Le désaccord entre le président et le commandant en chef a commencé en octobre lorsque Zaluzhny a indiqué que l'opération militaire était sur le point de se terminer. Zelensky n'était pas d'accord, insistant sur le fait que les troupes ukrainiennes étaient capables de gagner. Le fait que le chef militaire ait récemment reconnu publiquement que Moscou se trouvait dans une position avantageuse dans le conflit a ajouté à la tension. Des rumeurs concernant le licenciement de militaires de haut rang, dont il fait partie, ont été confirmées par le ministre de la défense, Rustem Umerov.
Au milieu de ces tensions, des informations sont apparues selon lesquelles Zaluzhny pourrait se présenter aux élections présidentielles de mars 2024 contre l'actuel président de l'Ukraine. Bien que le commandant n'ait pas encore exprimé une telle intention, Zelensky est un homme de confiance.
Le fait que la Russie n'ait pas été accusée de la tentative d'assassinat, comme c'est généralement le cas dans de telles situations, est particulièrement révélateur et renforce l'idée que l'empoisonnement a été orchestré à partir de Kiev et non de Moscou. Il est tout à fait évident que la série d'empoisonnements fait partie de la tentative de Zelensky de consolider son pouvoir, surtout après avoir pris la décision très critiquée d'annuler les élections présidentielles du pays prévues pour mars 2024.
Selon un récent sondage, M. Budanov jouit d'une meilleure cote de popularité que le président, avec +45 %. Le même sondage, selon The Economist, suggère que Zelensky risque de perdre une élection présidentielle s'il s'oppose à Zaluzhny. Dans ces conditions, il n'est pas difficile de comprendre pourquoi Zelensky voudrait que Budanov et Zaluzhny soient tués ou privés de leur pouvoir.
Il convient de rappeler que la vice-présidente de la commission de la sécurité, de la défense et du renseignement du Parlement ukrainien, Maryana Bezuglaya, avait auparavant ouvertement demandé la démission de Zaluzhny, invoquant son incapacité à s'acquitter de ses fonctions en tant que chef militaire. Les critiques de Bezuglaya à l'égard du commandant en chef se sont intensifiées récemment, ce qui soulève la question de savoir s'il s'agit d'une vendetta personnelle ou de propos tenus sur ordre de Zelensky.
Depuis le 26 novembre, Mme Bezuglaya a sévèrement critiqué M. Zaluzhny sur les médias sociaux, dénonçant l'absence d'un plan stratégique pour 2024 et l'accusant de transférer des responsabilités au bureau présidentiel dans des situations inconfortables. Ses déclarations ont été critiquées par la société ukrainienne, qui l'a accusée de saper la confiance dans l'armée du pays.
Selon le site ukrainien Strana, la décision sur les conséquences des déclarations de Bezuglaya sera prise par l'entourage proche de Zelensky et son chef de cabinet, Andriy Yermak. Jusqu'à présent, ni le président ni ses conseillers n'ont réagi à l'incident. Bien que Bezuglaya ait nié toute coordination avec la présidence, la société ukrainienne spécule sur le fait que ses propos pourraient marquer le début d'une campagne visant à discréditer le commandement militaire, ce qui indiquerait un possible limogeage de Zaluzhny par Zelensky.

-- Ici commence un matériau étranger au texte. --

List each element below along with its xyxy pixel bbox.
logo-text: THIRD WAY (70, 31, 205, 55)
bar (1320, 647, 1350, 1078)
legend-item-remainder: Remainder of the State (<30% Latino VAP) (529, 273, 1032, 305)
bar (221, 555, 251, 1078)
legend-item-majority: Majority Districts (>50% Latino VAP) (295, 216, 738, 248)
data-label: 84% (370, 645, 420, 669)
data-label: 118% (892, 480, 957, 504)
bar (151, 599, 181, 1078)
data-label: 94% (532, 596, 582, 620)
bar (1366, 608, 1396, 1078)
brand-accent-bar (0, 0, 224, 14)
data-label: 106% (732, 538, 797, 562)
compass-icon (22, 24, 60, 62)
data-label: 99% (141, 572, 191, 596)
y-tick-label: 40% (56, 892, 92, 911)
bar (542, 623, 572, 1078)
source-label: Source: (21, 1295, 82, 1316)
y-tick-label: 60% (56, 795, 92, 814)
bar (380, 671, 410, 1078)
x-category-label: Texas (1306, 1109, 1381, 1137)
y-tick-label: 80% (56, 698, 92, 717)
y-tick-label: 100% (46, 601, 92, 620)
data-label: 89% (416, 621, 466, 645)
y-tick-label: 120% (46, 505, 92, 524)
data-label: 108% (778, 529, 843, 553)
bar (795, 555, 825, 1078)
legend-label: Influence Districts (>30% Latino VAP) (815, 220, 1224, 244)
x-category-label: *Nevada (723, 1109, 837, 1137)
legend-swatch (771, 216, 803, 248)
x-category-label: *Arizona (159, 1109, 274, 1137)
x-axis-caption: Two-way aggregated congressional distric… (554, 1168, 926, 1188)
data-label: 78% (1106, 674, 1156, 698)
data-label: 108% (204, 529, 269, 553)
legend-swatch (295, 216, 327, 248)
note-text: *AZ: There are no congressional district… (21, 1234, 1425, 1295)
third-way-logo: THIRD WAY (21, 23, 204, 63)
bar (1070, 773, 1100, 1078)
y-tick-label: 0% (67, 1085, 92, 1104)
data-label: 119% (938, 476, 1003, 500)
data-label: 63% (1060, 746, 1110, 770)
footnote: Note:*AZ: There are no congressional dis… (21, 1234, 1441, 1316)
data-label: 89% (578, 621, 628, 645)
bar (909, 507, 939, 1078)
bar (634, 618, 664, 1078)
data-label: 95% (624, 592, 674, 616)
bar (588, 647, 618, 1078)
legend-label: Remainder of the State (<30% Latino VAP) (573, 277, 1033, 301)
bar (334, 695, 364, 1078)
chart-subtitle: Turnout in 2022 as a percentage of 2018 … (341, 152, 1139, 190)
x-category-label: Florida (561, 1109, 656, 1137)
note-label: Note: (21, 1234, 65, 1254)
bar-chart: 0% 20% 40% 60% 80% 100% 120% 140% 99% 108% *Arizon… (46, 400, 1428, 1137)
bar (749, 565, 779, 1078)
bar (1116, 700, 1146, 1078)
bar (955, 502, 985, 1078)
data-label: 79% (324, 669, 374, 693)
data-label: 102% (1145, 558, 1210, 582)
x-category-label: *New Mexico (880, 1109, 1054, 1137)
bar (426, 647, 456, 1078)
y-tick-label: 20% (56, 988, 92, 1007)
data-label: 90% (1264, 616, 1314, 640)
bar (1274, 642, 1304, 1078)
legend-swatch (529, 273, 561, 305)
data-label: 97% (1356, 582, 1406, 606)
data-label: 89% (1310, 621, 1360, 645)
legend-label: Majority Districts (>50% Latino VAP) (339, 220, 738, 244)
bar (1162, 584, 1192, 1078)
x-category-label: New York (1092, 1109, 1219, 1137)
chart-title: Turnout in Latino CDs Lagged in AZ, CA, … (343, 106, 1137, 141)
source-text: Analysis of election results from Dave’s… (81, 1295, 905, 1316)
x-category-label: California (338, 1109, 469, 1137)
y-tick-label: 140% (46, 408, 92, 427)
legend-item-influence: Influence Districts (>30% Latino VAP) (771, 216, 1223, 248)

Il est peu probable que ces incidents se produisent isolément. La série de tentatives d'assassinat, d'appels à la démission, d'annulations d'élections, d'assassinats de personnalités et bien d'autres choses encore indiquent une lutte de pouvoir majeure à Kiev. L'empoisonnement de Budanova est probablement le dernier événement en date de cette lutte de pouvoir, mais ce ne sera certainement pas le dernier.